We talked to some families over time. Our interviews were not one hour. I mean, they were over a period of months. You get a little bit, and then call them back and get a little bit more. In cases where they were kind of not sure if they wanted it for publication … we’d sort of tell them: “I’m going to use this part about the drugs. I’m going to use this part, but not to that degree.”

But it is a lot of waste. You know, it’s a lot of notebooks that filled up that never got into the paper. But that’s the way it is, whether you’re on or off the record, I think.

All four journalists said that the response to their work has been largely positive. Kauffman said:

From the general public, you never know what you’re going to get when you do a big project like this and if it’s 50-50 favorable you can count yourself lucky. And we were really surprised … the response was overwhelmingly positive from every constituency, and really no more so than from the military people. That one guy named Frank who called us “low-life, communist, pinko, scum of the earth” — I just emailed him back: “Frank, thanks for your thoughts.”

In response to an audience question, Benjamin outlined his “current operating theory” on why there was a three-year gap between his initial reporting of problems with outpatient care at Walter Reed and the story being picked up by other media this spring:

What was happening, I think, is reporters were going to the Army, early in the war, saying: “We want to do a story on these soldiers coming back who are wounded.”

“Great. Come on over to Walter Reed.”

They bring them to Walter Reed. They walk them up the front gates. They take them up to Ward 57, which is the amputee ward. They bring them to the rehabilitative area — fabulous facility, excellent people doing the best work in the business. They’ve got some pre-screened soldiers in there. They know what they’re going to say: “I love this. As soon as my leg gets back on, I’m going back to my unit.” Dat dat da. Take your photos, get your pictures. Go back to the bureau, type it up.

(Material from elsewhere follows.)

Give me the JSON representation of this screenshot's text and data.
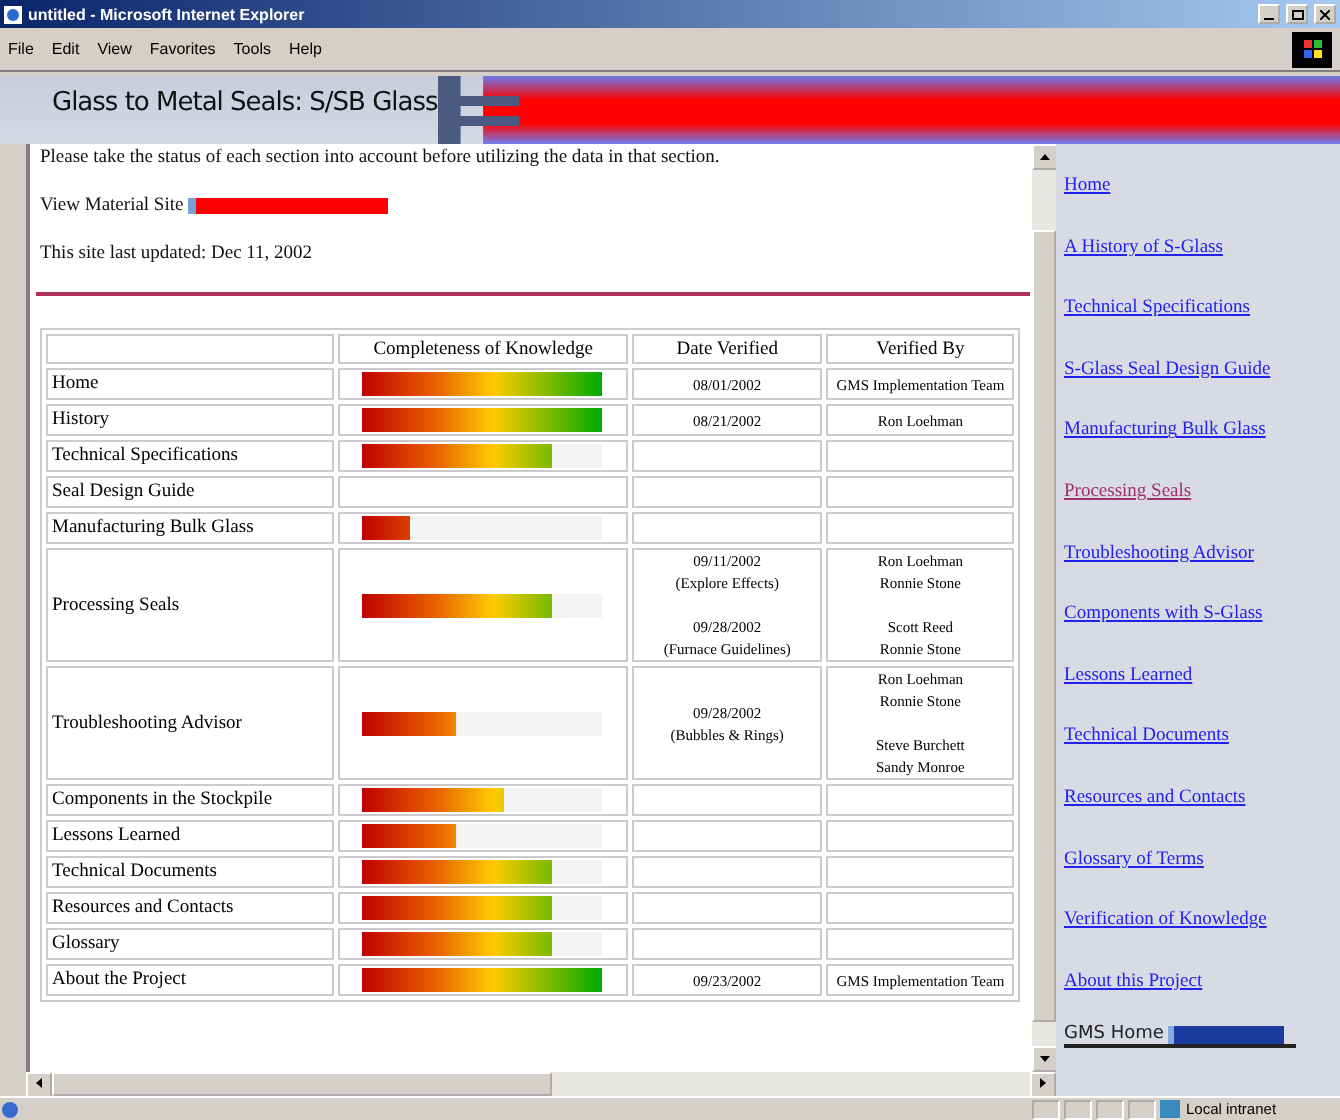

Everyone was doing that story. And it wasn’t that that story wasn’t true. It is true. It’s just that’s a small, little part of what’s happening in this war. The whole, big mess was everywhere: Fort Knox, Fort Benning, Fort Stewart. You know, all these places. Fort Carson: disaster.

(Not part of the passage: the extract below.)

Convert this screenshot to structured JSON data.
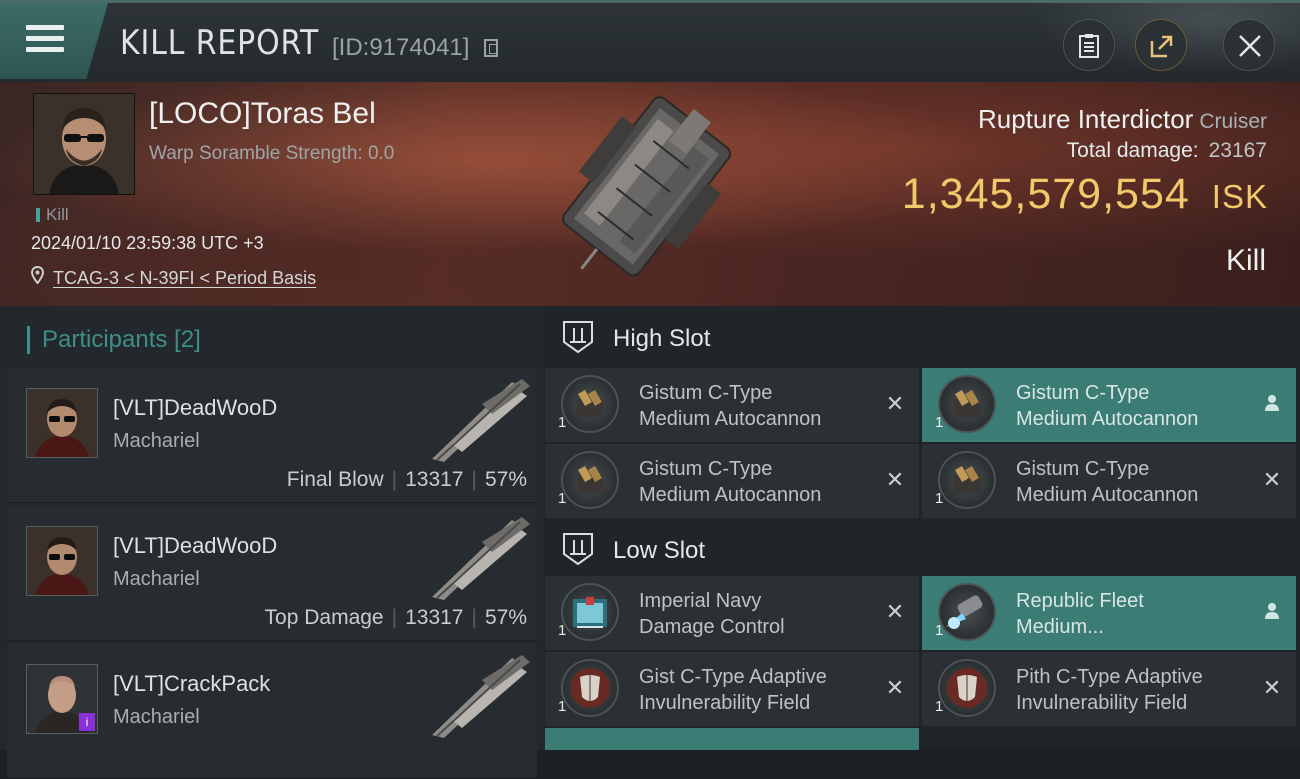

And I think what happened was people were looking at, frankly, papers like the Washington Post running these big stories showing how great Army medicine was, and then you’ve got Mark Benjamin over here going: “It’s a disaster, man. You can’t imagine how horrible it is out there!” I think a reasonable person would look at those and say: “Well, somebody’s gotta be wrong. Both these stories can’t be right. Army medicine can’t be great and horrible.”

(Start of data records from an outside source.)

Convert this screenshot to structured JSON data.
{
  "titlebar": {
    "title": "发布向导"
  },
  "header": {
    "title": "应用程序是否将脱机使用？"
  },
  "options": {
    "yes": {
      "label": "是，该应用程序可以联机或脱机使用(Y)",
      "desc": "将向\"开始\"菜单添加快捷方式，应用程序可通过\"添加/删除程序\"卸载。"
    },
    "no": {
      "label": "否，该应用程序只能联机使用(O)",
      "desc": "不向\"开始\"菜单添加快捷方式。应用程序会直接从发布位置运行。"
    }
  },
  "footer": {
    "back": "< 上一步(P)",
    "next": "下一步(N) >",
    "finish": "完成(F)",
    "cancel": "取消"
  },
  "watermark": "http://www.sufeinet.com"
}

Berman described some of the difficulties she faced trying to get her work published:

I was devastated, actually, by the response I received from several of my kind of steady freelance clients — Time, Newsweek, New York Times Magazine. When I first pitched the story in the summer of 2003, they were completely not interested.

Newsweek said: “Well, you can use our name, maybe, if you visit one soldier.” So, it was a pretty lonely road. But I did it anyway.

And then I got a small Time assignment in October 2003 — when I first met Mark, actually. I was in D.C. at Walter Reed for a day and Time did a story very much like the stories that Mark is talking about. They profiled three soldiers. Each lost their limbs. Each lost a leg in one attack in Fallujah, and it was basically this great medical care. And that was my first look at Walter Reed.

At that time I showed them all these other pictures I had already done from different places around the country, and they laid it out as a kind of seven-page spread — which  would’ve been enormous back then. And then, like what always happens, Russell Crowe had a movie and it knocked it off. And so the first to publish my work was Mother Jones, and then I funded it through sales to European publications — who were very interested in the story, but could not get access because, you know, who’s gonna talk to a French reporter in 2003?